BTP e spread poco mossi. Il rendimento del decennale segna 0,89% (chiusura precedente a 0,88%), lo spread sul Bund segna 139 bp (da 138) (dati MTS).

*Tra i dati macroeconomici pubblicati in giornata segnaliamo che negli USA la Federal Reserve di Philadelphia *ha reso noto che il proprio indice, che monitora l'andamento dell'attivita' manifatturiera dell'area di Philadelphia, si e' attestato nel mese di settembre a 12 punti in calo da 16,8 punti di agosto ma risultando superiore alle attese degli analisti che si aspettavano un valore dell'indice pari a +11 punti. Negli USA ad agosto le vendite di abitazioni esistenti sono cresciute dell'1,3% a 5,49 milioni di unità. Il dato è risultato nettamente superiore al consensus fissato su un decremento dello 0,4% a 5,37 milioni di unità. A luglio le vendite di case erano cresciute del 2,5% a 5,42 milioni di unità.
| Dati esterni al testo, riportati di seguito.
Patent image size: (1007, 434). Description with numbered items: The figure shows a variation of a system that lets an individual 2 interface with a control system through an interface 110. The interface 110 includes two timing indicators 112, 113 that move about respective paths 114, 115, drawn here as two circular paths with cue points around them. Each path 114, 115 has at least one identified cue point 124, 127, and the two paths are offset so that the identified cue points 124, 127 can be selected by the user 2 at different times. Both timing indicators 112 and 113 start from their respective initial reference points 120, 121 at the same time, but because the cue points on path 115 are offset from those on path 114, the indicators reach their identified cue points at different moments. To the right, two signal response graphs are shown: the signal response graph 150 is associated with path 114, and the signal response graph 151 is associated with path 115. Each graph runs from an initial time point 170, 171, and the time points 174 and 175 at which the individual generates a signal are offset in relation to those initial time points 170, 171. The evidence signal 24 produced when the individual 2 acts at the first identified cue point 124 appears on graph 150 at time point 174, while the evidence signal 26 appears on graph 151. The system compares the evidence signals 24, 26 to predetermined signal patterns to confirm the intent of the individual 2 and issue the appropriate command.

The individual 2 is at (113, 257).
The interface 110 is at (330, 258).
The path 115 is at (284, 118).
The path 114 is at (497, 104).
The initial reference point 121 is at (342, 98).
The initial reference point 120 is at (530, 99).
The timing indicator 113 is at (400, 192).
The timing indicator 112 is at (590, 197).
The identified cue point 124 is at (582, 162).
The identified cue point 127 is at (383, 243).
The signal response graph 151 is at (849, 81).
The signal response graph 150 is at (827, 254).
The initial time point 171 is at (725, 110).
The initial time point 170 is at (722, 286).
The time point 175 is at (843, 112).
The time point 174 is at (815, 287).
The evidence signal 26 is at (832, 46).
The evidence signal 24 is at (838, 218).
Il Conference Board ha comunicato che, nel mese di agosto l'Indice Anticipatore (Leading Indicator), che misura l'andamento dell'attivita' economica statunitense nei prossimi 6-12 mesi, è rimasto invariato su base mensile, risultando inferiore alle stime degli economisti (fissate su un incremento dello 0,1%) e in rallentamento rispetto alla variazione positiva dello 0,5% di luglio. La BCE ha comunicato che nel mese di luglio l'avanzo delle partite correnti dell'eurozona, dato dal saldo delle transazioni effettuate per la vendita e per l'acquisto di beni e servizi, e' risultato pari a 20,6 mld di euro, da 18,4 mld di euro di giugno (rivisto da 18,4 mld). Gli analisti avevano previsto un valore pari a 20,3 miliardi di euro. Nel Regno Unito l'ONS ha annunciato che il volume destagionalizzato delle vendite al dettaglio ha evidenziato nel mese di agosto un calo dello 0,2% su base mensile, pari alle attese degli analisti risultando però inferiore alla rilevazione precedente pari al +0,4% (rivista da +0,2%). Su base annuale le vendite hanno registrato una crescita pari al 27% dal +3,4% della rilevazione precedente (consensus +2,9%). La Bank of England ha deciso di mantenere i tassi di interesse allo 0,75%. Il direttorio ha confermato a 435 miliardi di sterline il programma di riacquisto di asset finanziato con le riserve della banca centrale. La decisione è stata presa con il parere favorevole di 9 membri del board su 9. Confermate le attese degli analisti.